When a company faces a crisis with its products or services, 72 percent of adults say it would help “a lot” if a company simply explained how the problem happened and what is being done to correct the situation. An additional 22 percent say this type of straight talk would help “a little” to make them feel the company is doing the right thing.
But people want more than explanations; they demand action as well. More than six in 10 say they would feel a lot better about a crisis if the business took quick action to pay any costs to those affected — even if it is unclear who is at fault. Fifty-six percent state that firing executives and employees who are responsible for causing the issue would also do a lot to make them feel the company is handling the problem well.
|Table 3: Ways that Major Companies Can Restore Confidence in a Crisis|
|I’d Feel A lot Better||I’d Feel A little Better||I’d Feel No Better|
|Explained how the problem happened and what’s being done to correct the situation–||72%||22%||5%|
|Took quick action to pay any costs to those affected — even if it is unclear who is at fault–||63%||28%||7%|
|Fired executives and employees responsible for the problem–||56%||32%||10%|
|Issued an apology–||45%||39%||15%|
|Paid for ads explaining the company’s actions to fix the problem–||43%||44%||13%|
|Used social media to explain the company’s actions to fix the problem–||41%||42%||16%|
|Said it would not comment on the crisis until all the facts are available||28%||38%||32%|
Other strategies — including issuing an apology, placing ads to explain the company’s efforts to fix the problem, or using social media to communicate — can make a positive difference, but to a lesser degree. Less than half the public say these approaches would do a lot to make them feel the company was doing the right thing.
Refusing to talk about a crisis does not appear to be a viable option, however. Only 28 percent say it would help a lot if a company said it would not comment on a crisis until all the facts are available. In contrast, 32 percent say a company keeping quiet would do nothing to make them feel the firm was handling the problem the right way.
Restoring Trust in the Aftermath
When something goes terribly wrong, having a good reputation matters — but not as much as having an effective crisis-response strategy.
Once a company makes a mistake related to its products or services, 64 percent of Americans say its honesty and responsiveness in dealing with the crisis is the most important factor in deciding whether they will buy from that company in the future. In particular, Baby Boomers (71%) and people who are deeply involved in their communities (72%) value this factor the most.
A distant second consideration is the company’s long-term reputation. Just 16 percent say this is the most important factor influencing their decision to patronize a business in the future. Even fewer people say their biggest consideration is the price of the products or services (11%) or their family or friends’ opinions about the company (7%).
How the Public Gets Involved
Americans have high expectations for major companies to help society, and many hold themselves to those same high standards. Nearly six in ten people have regularly volunteered their time to charitable or community causes.

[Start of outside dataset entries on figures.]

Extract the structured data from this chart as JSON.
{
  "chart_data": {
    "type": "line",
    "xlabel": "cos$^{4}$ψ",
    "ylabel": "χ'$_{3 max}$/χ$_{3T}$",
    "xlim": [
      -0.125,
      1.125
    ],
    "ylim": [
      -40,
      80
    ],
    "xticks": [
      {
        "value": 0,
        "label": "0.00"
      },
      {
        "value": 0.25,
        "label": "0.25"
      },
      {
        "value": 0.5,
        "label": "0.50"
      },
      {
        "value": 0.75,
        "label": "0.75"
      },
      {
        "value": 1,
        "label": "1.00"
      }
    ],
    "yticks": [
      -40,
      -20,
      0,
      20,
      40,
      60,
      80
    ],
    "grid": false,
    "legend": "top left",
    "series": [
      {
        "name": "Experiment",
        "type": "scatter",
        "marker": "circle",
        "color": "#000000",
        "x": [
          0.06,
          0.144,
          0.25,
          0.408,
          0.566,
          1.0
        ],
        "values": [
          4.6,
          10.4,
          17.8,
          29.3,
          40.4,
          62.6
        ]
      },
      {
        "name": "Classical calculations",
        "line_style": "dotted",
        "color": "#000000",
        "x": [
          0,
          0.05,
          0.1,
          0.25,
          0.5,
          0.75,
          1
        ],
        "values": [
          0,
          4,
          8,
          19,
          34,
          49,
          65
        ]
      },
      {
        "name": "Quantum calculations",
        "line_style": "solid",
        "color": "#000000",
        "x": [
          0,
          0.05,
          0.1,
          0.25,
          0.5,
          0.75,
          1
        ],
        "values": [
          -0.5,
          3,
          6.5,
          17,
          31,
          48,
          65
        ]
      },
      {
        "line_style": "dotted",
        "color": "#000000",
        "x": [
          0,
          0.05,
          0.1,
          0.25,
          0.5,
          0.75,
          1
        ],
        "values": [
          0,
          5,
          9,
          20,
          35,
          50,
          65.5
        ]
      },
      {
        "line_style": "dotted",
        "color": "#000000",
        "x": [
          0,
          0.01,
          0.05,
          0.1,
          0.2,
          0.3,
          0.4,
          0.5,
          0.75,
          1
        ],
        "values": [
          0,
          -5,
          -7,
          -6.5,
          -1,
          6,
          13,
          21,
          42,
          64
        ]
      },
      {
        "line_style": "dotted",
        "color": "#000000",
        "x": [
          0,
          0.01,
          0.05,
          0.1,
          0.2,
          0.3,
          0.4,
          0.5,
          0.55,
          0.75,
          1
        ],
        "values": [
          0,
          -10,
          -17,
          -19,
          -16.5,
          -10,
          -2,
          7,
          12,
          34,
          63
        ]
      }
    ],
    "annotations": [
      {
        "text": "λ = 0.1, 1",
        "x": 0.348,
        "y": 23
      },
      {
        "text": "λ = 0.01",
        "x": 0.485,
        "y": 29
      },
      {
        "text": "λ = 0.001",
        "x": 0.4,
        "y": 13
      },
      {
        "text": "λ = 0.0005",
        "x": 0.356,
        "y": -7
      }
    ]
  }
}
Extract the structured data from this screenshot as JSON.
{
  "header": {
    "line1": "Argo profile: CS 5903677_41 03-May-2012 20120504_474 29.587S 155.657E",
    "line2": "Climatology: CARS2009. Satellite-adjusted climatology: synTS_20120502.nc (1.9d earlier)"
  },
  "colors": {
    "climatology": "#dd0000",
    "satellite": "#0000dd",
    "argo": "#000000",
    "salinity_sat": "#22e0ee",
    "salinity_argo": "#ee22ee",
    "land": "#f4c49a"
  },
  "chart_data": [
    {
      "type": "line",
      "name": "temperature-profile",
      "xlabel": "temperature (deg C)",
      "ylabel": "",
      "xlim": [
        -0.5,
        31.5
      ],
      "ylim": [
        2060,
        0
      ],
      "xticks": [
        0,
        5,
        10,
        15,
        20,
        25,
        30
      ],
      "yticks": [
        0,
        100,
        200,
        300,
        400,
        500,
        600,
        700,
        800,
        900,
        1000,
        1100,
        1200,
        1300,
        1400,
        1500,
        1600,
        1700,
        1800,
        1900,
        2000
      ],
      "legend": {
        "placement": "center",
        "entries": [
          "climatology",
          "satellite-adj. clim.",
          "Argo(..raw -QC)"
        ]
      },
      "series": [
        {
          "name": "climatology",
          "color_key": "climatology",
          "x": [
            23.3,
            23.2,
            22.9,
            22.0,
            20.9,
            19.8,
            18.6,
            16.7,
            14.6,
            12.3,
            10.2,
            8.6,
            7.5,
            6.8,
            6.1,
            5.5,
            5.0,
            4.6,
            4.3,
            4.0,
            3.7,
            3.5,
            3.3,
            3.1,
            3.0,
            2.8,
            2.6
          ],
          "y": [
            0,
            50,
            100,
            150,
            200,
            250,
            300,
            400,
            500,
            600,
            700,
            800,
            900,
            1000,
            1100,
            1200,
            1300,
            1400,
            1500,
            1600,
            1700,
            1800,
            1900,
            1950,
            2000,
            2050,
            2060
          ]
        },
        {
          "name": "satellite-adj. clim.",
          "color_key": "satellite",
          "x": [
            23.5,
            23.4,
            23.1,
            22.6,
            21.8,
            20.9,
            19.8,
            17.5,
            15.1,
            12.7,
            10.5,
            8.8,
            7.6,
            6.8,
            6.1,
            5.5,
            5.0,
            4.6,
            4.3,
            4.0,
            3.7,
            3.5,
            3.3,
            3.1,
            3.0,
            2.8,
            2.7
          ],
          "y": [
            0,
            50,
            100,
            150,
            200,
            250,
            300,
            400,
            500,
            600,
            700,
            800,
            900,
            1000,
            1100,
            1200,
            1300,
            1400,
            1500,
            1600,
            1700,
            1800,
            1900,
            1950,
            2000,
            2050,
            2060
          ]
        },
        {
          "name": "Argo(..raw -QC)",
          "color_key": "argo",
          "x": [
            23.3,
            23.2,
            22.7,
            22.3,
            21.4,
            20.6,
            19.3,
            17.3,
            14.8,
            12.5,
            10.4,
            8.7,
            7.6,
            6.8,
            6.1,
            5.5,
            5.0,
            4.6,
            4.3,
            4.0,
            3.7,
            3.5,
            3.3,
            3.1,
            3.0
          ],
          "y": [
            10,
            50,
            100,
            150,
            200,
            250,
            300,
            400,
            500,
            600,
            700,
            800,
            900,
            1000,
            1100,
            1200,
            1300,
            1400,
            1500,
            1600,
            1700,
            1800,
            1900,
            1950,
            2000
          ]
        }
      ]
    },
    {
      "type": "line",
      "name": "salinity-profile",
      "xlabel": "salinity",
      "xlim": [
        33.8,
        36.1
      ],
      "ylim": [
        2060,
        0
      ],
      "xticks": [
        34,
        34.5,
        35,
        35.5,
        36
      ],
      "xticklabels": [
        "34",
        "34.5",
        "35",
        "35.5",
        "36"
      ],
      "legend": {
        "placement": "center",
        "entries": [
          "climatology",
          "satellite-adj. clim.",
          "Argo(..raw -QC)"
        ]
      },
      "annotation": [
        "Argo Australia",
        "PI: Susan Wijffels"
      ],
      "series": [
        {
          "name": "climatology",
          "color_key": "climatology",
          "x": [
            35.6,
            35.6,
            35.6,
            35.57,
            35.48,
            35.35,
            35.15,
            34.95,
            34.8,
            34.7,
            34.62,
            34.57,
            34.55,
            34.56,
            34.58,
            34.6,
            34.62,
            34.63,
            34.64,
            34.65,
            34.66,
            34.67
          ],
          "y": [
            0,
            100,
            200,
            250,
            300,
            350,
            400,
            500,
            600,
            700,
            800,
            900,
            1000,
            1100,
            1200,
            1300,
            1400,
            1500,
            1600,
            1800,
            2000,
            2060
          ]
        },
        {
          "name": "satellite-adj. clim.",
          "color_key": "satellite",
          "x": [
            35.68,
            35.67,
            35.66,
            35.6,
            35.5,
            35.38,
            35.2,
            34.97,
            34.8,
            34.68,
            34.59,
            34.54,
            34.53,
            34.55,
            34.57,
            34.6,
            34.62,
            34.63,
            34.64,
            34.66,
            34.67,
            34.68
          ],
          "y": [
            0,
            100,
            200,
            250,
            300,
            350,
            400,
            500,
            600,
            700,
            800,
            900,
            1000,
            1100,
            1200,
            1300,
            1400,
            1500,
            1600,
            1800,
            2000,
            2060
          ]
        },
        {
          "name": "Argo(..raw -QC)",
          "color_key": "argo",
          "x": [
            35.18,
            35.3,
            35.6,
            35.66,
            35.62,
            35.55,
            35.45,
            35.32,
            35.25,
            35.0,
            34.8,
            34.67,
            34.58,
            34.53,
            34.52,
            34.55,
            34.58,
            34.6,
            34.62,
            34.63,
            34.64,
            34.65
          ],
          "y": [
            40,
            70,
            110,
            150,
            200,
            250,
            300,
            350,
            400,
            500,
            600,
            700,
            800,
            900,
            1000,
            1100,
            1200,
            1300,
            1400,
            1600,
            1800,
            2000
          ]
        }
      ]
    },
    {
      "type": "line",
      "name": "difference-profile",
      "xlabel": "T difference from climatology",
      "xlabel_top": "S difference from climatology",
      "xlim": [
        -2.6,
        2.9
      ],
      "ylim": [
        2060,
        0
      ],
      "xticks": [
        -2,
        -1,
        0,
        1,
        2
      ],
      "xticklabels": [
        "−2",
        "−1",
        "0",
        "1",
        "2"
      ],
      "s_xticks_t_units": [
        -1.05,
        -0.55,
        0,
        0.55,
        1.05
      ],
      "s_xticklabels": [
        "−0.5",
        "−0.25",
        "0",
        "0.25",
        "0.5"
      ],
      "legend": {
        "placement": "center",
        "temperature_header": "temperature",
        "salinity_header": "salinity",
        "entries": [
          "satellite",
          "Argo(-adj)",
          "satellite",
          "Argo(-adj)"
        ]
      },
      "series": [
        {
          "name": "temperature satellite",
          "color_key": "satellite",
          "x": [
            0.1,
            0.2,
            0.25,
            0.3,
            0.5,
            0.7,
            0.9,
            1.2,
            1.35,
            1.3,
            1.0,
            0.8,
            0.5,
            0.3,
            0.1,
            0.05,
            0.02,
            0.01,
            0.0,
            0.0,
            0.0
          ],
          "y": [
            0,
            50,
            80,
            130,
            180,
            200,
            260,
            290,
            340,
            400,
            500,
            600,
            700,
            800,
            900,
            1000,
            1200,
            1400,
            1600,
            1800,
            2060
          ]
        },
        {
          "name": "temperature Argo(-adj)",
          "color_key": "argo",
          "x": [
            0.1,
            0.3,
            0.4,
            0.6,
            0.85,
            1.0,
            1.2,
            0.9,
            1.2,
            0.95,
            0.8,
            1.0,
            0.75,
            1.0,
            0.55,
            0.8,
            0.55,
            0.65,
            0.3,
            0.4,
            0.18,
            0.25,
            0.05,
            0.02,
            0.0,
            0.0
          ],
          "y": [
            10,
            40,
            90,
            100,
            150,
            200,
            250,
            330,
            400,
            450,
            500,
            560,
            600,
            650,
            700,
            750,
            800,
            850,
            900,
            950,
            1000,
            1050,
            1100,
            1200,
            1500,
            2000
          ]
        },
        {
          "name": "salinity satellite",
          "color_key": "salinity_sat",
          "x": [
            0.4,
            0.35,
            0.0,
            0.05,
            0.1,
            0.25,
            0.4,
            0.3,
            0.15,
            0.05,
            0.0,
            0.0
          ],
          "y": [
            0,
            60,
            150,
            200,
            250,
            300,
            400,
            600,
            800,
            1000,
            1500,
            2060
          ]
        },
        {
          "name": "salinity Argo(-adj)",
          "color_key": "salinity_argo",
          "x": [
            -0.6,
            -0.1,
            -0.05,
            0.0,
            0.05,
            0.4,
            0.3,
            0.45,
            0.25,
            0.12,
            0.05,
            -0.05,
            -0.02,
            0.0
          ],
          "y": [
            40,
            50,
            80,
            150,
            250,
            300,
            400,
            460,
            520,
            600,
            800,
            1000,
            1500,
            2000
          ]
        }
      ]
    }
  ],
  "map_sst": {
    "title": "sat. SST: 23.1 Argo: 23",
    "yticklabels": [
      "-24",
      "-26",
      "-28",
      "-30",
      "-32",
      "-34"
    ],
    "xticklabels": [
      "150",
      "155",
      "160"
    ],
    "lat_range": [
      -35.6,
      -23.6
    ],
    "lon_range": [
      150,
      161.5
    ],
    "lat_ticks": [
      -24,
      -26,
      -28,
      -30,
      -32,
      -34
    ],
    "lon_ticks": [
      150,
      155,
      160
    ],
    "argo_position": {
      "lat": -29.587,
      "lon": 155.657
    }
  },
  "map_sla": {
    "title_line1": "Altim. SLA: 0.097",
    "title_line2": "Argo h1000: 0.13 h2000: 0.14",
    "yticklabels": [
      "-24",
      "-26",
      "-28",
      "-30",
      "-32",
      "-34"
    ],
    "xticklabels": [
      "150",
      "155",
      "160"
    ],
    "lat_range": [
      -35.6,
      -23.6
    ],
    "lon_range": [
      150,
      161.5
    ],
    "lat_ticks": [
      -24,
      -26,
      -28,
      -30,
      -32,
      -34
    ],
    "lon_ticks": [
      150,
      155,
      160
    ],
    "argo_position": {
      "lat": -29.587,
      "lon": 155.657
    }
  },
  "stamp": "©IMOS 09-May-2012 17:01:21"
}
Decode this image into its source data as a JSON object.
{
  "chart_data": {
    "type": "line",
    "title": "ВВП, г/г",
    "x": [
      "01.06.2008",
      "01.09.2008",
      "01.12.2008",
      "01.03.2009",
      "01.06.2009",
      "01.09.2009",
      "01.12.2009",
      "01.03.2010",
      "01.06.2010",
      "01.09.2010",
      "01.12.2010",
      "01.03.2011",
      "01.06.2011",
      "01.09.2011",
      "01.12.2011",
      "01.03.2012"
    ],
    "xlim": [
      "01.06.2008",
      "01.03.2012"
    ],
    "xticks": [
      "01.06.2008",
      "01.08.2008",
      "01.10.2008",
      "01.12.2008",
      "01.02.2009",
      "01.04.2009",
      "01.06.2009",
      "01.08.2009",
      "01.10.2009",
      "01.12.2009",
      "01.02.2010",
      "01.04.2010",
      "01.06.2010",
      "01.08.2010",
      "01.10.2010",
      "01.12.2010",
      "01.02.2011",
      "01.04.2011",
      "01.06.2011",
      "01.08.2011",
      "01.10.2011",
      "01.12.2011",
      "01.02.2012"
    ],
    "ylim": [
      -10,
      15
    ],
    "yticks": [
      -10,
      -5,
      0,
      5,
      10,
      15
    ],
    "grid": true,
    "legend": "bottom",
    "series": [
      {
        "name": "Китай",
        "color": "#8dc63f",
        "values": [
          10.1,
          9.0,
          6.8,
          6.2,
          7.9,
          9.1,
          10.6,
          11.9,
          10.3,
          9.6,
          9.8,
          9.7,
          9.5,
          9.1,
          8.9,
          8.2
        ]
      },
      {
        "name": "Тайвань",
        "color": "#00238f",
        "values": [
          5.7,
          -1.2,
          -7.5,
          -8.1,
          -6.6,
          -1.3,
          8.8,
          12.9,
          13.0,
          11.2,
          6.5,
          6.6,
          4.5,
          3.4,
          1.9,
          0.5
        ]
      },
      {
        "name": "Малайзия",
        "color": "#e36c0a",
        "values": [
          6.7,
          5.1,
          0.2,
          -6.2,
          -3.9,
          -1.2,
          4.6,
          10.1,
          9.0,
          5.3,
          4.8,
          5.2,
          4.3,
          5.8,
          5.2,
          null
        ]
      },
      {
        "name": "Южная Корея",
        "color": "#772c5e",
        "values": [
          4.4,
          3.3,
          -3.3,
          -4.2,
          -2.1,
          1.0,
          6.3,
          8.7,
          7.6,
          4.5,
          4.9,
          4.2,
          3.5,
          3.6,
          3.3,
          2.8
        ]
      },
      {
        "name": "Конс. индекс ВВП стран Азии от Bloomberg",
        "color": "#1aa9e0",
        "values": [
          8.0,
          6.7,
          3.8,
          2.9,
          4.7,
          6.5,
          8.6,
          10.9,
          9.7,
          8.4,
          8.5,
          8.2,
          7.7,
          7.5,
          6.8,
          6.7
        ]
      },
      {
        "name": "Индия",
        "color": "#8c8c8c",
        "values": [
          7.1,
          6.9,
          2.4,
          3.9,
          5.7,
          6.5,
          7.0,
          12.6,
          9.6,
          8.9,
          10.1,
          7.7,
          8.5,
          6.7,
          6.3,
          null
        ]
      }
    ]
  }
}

One-third have attended local community meetings. Twenty-six percent have contacted their elected officials to discuss their concerns. Nineteen percent of adults have contributed time or money to a political campaign or participated in groups to influence public policy.
The Public Affairs Pulse survey, conducted July 6–20, 2015, by Princeton Survey Research Associates International, is based on telephone interviews with 1,601 adults nationwide.